The actual encoding was not simple, but fairly easy to learn and accomplish. The biggest takeaway was definitely seeing all the different themes that appear constantly throughout the letter. The displaying of the different colors on TEIBP (assigned to each separate theme) made it easy to see patterns and allowed my partner and I to realize what values were most important to the author. For example, there were many sentences or segments of my letter that described or referred to etiquette. This gives the reader a greater understanding of the time period and the context; letters were supposed to be written in a formal tone, and Alice must write formally as Lizzie was her teacher. Also, there was not much mention of death or sickness in the letter; this is because Alice was writing in a fun and playful tone trying to get Lizzie to come visit her.

My partner and I chose to add the element “distinct” to our text encoding. There was one term that jumped out at us in our letter, “bewitching creature”, that was used to describe a man that had fallen in love with Lizzie when they met.
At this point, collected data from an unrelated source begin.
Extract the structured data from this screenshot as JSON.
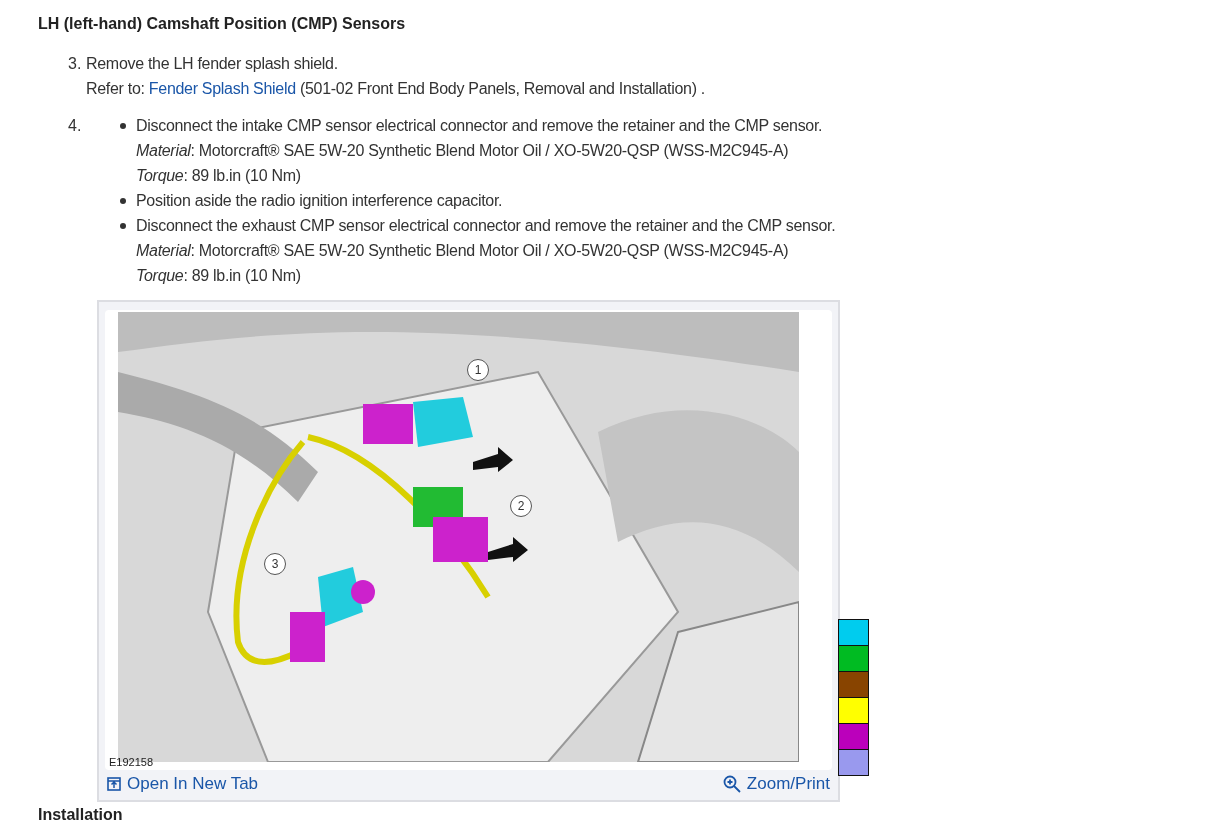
{
  "heading": "LH (left-hand) Camshaft Position (CMP) Sensors",
  "steps": [
    {
      "number": "3.",
      "kind": "text",
      "text": "Remove the LH fender splash shield.",
      "refer": {
        "lead": "Refer to: ",
        "link": "Fender Splash Shield",
        "rest": " (501-02 Front End Body Panels, Removal and Installation) ."
      }
    },
    {
      "number": "4.",
      "kind": "bullets",
      "bullets": [
        {
          "text": "Disconnect the intake CMP sensor electrical connector and remove the retainer and the CMP sensor.",
          "notes": [
            "*Material*: Motorcraft® SAE 5W-20 Synthetic Blend Motor Oil / XO-5W20-QSP (WSS-M2C945-A)",
            "*Torque*: 89 lb.in (10 Nm)"
          ]
        },
        {
          "text": "Position aside the radio ignition interference capacitor."
        },
        {
          "text": "Disconnect the exhaust CMP sensor electrical connector and remove the retainer and the CMP sensor.",
          "notes": [
            "*Material*: Motorcraft® SAE 5W-20 Synthetic Blend Motor Oil / XO-5W20-QSP (WSS-M2C945-A)",
            "*Torque*: 89 lb.in (10 Nm)"
          ]
        }
      ]
    }
  ],
  "figure": {
    "kind": "picture",
    "callouts": [
      "1",
      "2",
      "3"
    ],
    "figure_id": "E192158",
    "open_link": "Open In New Tab",
    "zoom_link": "Zoom/Print"
  },
  "legend": [
    {
      "color": "#00ccee"
    },
    {
      "color": "#00bb22"
    },
    {
      "color": "#884400"
    },
    {
      "color": "#ffff00"
    },
    {
      "color": "#bb00bb"
    },
    {
      "color": "#9999ee"
    }
  ],
  "next_heading": "Installation"
}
This is a phrase that would most likely never be used to describe a man today, so we used the distinct feature to explain how that phrase is distinct to the letter and the time period.

The whole process revealed some connections to other course topics, as the themes in the letter are themes we have talked about in class all semester. You can relate the sickness and hardships to the hardships on the frontier from Little House on the Prairie by Laura Ingalls Wilder or The Birchbark House by Louise Erdrich; or the theme of etiquette to my Southwestern online special collections project on The Ladies Letter Writer. Overall, I enjoyed how the encoding gave the text a personal feel, almost as if you were in the moment reading the letter as Lizzie.